An earlier Sideband references the, “These go to eleven,” bit from This is Spinal Tap. As I mentioned, some people I know consider it one of the funniest bits in all of film, but the phrasing I just used should clue you in that it’s not mine.
Make no mistake, I do consider it a classic moment, a very funny moment, and a moment that has become a cultural icon. But it didn’t make me laugh until I hurt too much to laugh anymore. And that begs the question, “So what are those funniest moments?”
There are three that spring to mind. In one of them, I laughed so hard I literally fell out of my chair!
That one was Bill Cosby‘s dentist routine. The one where he’s talking with a jaw full of Novocaine (which, in fact, is a brand name for procaine; I never knew that until just now when I looked up the spelling of Novocaine). It’s on the Himself album (and movie) from 1982. The whole bit is hysterical, but the part of talking after Novocaine just slayed me. Laughed so hard I—no fooling—fell out of my chair. Until then I didn’t realize that was literally possible.
The next is the movie Airplane from 1980. From the opening credits (remember the plane’s tail as a shark fin?) and throughout the film, I laughed until my sides hurt, and I was too exhausted to laugh any more.
To this day it remains one of the funniest movies I can think of. And who knew Leslie Nielsen was funny? Until then he’d always played serious roles. Same with Peter Graves (also hysterical as the pilot). And what a cast; exactly like the actual disaster movies of the day (which it parodied brilliantly), it was wall-to-wall stars.
There are so many great bits. Ted Striker’s drinking problem, Elaine Dickinson and the auto-pilot, Steve McCroskey (“I picked a bad day to give up sniffing glue.”).
It was (nearly) the first (and in my heart, best) of the Zucker, Zucker, Abrahams movies. (Their first was an odd-ball movie, The Kentucky Fried Movie, which was pretty funny, although it doesn’t survive the test of time nearly as well as Airplane.)

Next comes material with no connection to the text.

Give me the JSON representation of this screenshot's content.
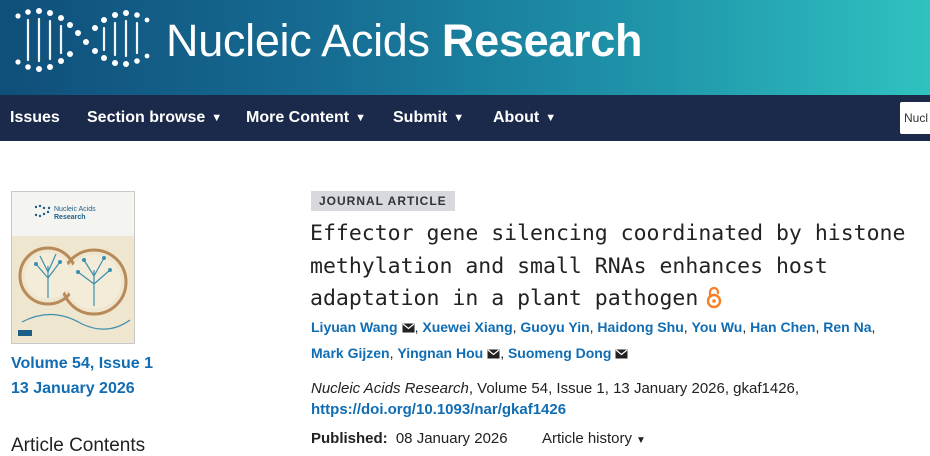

Another contestant in the three-way tie for funniest movie is Monty Python and the Holy Grail from 1975. Here, again, laughing so hard I had to stop because I was exhausted and it hurt to laugh any more.
The opening credits (the moose jokes) had me, and it just got funnier from there. (I confess I was always a little let down by the ending, although, really, where could you go from there?).
Holy Grail and Airplane have both provided a rich set of cultural icons that have been used and repeated ever since.
Holy Grail provided killer rabbits, bridge guardians with questions about swallows and Knights who say, “Nie!”
Airplane began the whole spoof movie business and launched Nielsen’s comedy career.
The third place spot is a two-way tie. The first one (going by date) goes to a somewhat unknown Bill Murray movie. I don’t mean Groundhog Day, although that is a favorite of mine (and it’s hardly unknown). I mean The Man Who Knew Too Little!
This is your basic “mistaken identity” film (Murray is mistaken for a top hit man while believing himself to be participating in a live audience-participation improv theatre gift from his brother.)
What makes the film brilliant, beside the basic comedy shenanigans, is how adroitly the mistaken identity stuff is handled. It’s never forced. All the dialog makes perfect sense to both characters, and it’s perfectly organic to the situation, but also perfectly taken to mean two different things.
Tied with this is the delightful Galaxy Quest, which asks the question, “What if an alien race watched our Star Trek TV series and—because they lack any sense of fiction or untruth—took it seriously as a documentary?” And what if they needed a hero such as Captain Kirk to save their planet from a terrible enemy? And what if they came to earth and got William Shatner?
The film is a brilliant parody of the Star Trek world; its actors and fans alike. To me, it works on three levels: First, it’s a pretty funny science fiction movie all on its own. Second, it’s a delightful parody and deconstruction of Star Trek. And finally, it’s a loving tribute to both the show, the actors and the fans.
Plus, it stars Tim Allen, Sigourney Weaver, Alan Rickman, Tony Shalhoub and Enrico Colantoni (who you man not recognize as the photographer Elliot from the fun TV show, Just Shoot Me!). With a cast like that (Alan Rickman! Sigourney Weaver!!), it just has to be tasty as all get out. And it is.
This devolved a bit from funniest moments to funniest films, but that’s okay. Life is a process, and the journey is everything.